In SIFT, orientation assignment aims to determine the dominant orientation of each keypoint, making the feature descriptor invariant to image rotation. Here is a breakdown of how it does the above:
Gradient Calculation: compute gradient magnitude and orientation for pixels in a circular neighborhood (typically 16*16 or 24*24) around keypoint. Can be done using the Sobel operator or other edge detection techniques (i.e., Gaussian derivative filters).
Orientation Histogram: create histogram with specified number of bins (typically 8 or 12) to represent distribution of gradient orientations. Each bin corresponds to a range of angles.
Histogram Filling: for each pixel in the neighborhood, calculate gradient magnitude and orientation, and add the gradient magnitude to the corresponding bin in the histogram.
Peak Finding: find bin with the highest value in the histogram. This bin represents the dominant orientation of the keypoint.
Interpolation: if the peak is not at the center of a bin, refine orientation using parabolic or quadratic interpolation.
The circular shape in SIFT orientation assignment ensures rotation invariance. Because a circle is a rotationally symmetric shape that remains unchanged when rotated by any angle, it treats all directions around the keypoint equally.
After you have found a promising peak (keypoint) and determined its orientation (direction), you would want to capture its unique features to fully describe it.
The SIFT keypoint descriptor is a 128-dimensional feature vector that captures the local image appearance around a keypoint. It is designed to be invariant to changes in scale, rotation, and illumination.
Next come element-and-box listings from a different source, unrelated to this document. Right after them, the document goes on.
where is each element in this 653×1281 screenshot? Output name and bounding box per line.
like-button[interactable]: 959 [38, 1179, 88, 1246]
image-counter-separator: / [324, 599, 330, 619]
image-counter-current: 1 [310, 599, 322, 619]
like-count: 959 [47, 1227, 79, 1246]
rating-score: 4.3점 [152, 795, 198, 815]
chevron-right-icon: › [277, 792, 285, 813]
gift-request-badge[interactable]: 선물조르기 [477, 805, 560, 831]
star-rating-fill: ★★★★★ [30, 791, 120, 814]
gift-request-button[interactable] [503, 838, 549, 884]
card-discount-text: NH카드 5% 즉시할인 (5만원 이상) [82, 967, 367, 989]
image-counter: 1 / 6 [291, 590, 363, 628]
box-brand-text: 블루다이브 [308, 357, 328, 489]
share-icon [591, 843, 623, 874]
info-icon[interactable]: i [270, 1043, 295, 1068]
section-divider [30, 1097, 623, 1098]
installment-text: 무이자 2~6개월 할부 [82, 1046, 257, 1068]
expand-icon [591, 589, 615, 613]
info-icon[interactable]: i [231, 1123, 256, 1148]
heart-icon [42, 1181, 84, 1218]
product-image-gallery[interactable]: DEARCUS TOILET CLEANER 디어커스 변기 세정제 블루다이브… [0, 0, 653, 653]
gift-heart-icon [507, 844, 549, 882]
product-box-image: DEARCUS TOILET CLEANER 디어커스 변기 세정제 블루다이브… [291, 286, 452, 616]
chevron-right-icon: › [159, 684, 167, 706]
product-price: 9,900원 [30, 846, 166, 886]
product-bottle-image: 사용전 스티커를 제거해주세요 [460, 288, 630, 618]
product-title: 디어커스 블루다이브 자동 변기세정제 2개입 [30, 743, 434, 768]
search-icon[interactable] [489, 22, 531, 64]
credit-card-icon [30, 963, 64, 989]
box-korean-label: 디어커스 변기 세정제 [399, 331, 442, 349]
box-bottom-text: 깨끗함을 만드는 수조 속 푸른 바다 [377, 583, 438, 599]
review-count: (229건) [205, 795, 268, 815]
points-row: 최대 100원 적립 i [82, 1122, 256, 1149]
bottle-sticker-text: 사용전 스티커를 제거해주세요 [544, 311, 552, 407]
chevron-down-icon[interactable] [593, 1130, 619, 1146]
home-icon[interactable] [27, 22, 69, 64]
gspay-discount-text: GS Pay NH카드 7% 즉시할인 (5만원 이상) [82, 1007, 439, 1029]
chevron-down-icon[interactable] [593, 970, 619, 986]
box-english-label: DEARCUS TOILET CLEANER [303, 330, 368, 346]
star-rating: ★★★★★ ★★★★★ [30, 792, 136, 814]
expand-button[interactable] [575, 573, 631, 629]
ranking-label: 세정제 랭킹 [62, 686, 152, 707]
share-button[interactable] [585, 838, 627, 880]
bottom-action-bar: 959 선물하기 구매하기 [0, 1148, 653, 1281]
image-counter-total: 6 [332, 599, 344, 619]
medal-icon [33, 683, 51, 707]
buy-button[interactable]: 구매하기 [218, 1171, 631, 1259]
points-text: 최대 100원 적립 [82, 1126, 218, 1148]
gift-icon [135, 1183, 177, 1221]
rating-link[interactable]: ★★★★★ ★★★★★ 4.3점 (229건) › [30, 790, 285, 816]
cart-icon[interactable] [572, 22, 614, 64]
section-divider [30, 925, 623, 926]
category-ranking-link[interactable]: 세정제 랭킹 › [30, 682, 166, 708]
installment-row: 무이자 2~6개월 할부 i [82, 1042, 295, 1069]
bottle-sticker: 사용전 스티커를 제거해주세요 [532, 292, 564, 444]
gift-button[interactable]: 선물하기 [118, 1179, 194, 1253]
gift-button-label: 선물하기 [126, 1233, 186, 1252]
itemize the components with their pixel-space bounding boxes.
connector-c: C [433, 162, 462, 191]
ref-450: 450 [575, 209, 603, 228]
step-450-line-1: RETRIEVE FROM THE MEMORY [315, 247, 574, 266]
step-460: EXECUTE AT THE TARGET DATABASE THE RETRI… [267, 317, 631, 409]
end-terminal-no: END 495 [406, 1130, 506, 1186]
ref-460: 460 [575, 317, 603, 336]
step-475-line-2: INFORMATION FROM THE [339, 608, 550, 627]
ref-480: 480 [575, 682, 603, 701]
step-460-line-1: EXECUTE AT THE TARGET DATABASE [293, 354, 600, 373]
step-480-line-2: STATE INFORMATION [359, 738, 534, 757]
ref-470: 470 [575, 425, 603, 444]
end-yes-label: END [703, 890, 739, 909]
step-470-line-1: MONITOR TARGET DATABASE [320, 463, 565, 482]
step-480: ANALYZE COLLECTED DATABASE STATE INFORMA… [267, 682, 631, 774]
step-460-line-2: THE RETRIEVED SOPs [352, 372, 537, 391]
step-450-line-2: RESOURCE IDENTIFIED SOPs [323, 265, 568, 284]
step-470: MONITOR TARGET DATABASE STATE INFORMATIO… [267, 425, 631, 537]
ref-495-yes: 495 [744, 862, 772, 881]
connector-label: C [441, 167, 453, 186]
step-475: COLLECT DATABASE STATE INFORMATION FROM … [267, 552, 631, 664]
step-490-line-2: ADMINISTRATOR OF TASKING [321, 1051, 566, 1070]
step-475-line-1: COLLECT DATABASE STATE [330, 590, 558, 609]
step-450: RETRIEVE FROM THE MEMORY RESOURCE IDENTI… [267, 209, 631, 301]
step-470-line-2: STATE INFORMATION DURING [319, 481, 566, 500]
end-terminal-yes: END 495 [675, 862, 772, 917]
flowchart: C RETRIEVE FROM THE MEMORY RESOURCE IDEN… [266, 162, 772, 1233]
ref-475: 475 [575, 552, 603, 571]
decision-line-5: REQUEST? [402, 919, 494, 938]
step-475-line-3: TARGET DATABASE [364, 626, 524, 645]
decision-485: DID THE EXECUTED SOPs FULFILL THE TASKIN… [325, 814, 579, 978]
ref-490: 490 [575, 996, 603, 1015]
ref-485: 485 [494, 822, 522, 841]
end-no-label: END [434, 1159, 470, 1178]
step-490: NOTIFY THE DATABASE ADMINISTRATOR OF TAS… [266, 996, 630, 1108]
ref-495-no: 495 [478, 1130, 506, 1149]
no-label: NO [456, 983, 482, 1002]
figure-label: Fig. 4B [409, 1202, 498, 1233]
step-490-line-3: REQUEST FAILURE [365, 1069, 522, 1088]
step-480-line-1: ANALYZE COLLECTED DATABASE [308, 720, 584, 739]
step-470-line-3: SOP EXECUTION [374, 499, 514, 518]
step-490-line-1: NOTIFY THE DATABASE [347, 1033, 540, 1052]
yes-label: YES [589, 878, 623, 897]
This stage outputs by running the following steps:
Orientation Assignment: determine dominant keypoint orientation using gradient orientation histogram.
Grid Division: divide region around keypoint into 16*16 grid of 4*4 sub-regions (not cells).
Gradient Magnitude and Orientation Calculation: for each sub-region, calculate gradient magnitude and orientation of pixels.
Histogram Creation: create 8-bin histogram for each sub-region to represent gradient orientation distribution.
Normalization: normalize histograms to unit length to ensure illumination invariance.
Feature Vector: concatenate 16 histograms (4*4 sub-regions) into a single 128-dimensional feature vector.
This exercise will go through the basic setup of the SIFT algorithm in a Python-Jupyter Notebook space and their outputs on grayscale images with different noises.
The original SIFT model invented by David G. Lowe in 1999 typically converts images to grayscale before doing any feature extractions. As of today, extensions for building a colored SIFT are available for use.
The SIFT_create() function is simple on a surface level, requiring only your image (grayscale or not) and a Boolean mask parameter to fill in. While it can handle color images, converting the image to grayscale beforehand is often recommended for efficiency. The function will automatically convert the image to grayscale if necessary.
Here is a comparison between the SIFT'd images with different noise:
Original image detected 1,100 keypoints, while noisy image detected 1,184. May indicate that SIFT is relatively robust to noise, as number of keypoints detected did not change by a lot.
Keypoints detected in both images are similar, with some variations due to the noise.
Keypoints are distributed throughout the images, focusing on areas with high contrast or texture (i.e., the fur above the hat, arch).
Noisy image has a higher number of keypoints detected, likely due to introduction of noise artifacts. These extra keypoints may not be as informative as keypoints detected in original image.